The Federal Reserve Board's decision Tuesday to raise two key short-term interest rates will mean that consumers will pay more interest on their card borrowings, but experts said the increases are small and won't dent card usage.

The average cardholder with a $1,700 balance on a Visa or MasterCard will pay an extra $13 next year because of Tuesday's Fed rate increase, the sixth one this year.

Taking into account the other five rate increases, cardholders will pay $43 more in interest charges next year than they would have if the Fed hadn't raised rates.

The Fed raised the benchmark rate banks charge each other on overnight loans from 4.75 percent to 5.50 percent and increased the discount rate - the interest it charges to make direct loans to banks - by 0.75 percentage point as well, to 4.75 percent.

Most banks responded by pushing their prime lending rates from 7.75 percent to 8.5 percent, the highest level for this benchmark rate since early 1991.
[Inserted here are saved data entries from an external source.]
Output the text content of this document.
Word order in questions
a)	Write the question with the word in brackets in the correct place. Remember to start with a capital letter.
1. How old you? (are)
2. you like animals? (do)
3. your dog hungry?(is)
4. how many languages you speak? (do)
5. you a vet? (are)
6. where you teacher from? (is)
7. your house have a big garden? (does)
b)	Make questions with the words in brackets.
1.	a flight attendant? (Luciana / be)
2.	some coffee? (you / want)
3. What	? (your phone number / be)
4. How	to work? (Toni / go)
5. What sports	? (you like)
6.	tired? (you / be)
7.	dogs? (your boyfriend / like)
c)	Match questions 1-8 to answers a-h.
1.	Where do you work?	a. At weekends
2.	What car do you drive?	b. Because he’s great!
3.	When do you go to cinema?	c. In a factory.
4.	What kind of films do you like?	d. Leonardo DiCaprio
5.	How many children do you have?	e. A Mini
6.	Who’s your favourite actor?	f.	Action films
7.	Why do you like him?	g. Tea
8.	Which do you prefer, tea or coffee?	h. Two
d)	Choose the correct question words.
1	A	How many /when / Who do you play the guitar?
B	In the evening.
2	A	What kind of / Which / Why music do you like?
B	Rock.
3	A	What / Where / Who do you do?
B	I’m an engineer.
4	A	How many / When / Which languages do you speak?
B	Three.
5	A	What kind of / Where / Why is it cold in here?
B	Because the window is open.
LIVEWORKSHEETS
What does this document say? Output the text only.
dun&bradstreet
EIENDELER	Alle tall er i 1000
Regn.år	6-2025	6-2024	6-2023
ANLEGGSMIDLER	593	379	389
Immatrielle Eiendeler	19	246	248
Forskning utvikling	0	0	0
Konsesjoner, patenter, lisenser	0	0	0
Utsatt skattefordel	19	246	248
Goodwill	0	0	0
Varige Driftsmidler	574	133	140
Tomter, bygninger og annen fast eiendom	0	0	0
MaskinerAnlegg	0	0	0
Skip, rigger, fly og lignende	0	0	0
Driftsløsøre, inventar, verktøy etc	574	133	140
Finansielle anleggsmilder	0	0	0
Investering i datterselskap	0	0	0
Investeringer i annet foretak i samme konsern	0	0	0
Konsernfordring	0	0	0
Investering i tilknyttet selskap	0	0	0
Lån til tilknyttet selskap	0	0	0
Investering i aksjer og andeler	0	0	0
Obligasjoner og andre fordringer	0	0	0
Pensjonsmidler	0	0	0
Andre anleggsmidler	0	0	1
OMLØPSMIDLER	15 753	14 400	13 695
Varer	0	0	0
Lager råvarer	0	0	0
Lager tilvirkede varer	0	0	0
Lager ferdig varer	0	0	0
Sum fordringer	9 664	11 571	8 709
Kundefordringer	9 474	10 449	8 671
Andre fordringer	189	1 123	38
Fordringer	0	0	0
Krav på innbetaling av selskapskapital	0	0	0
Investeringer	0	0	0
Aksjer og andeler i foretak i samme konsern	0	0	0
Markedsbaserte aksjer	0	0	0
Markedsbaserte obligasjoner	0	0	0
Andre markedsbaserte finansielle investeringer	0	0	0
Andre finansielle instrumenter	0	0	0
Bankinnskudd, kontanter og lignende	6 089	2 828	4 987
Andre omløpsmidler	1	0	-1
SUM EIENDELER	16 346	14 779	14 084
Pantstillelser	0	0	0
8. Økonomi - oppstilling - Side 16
Nearly 200 million of the 340 million Visa and MasterCards in circulation have rates that are linked to the prime bank rate.

But consumers have some important advantages going for them.

Competition has forced many companies to offer low-rate cards or higher credit limits to entice customers to switch to a new card. Even though the prime rate has increased by 1.75 percentage points since February, the average annual percentage rate on credit cards has risen less than 1 percentage point, to 16.38 percent. RAM Research estimates that consumers will rack up another $150 billion in charges this Christmas, making 1994 a record year for the credit-card business.

``People are not anywhere near as rate-sensitive as conventional wisdom would suggest,'' said David Orr, chief economist at First Union Corp. of Charlotte, N.C.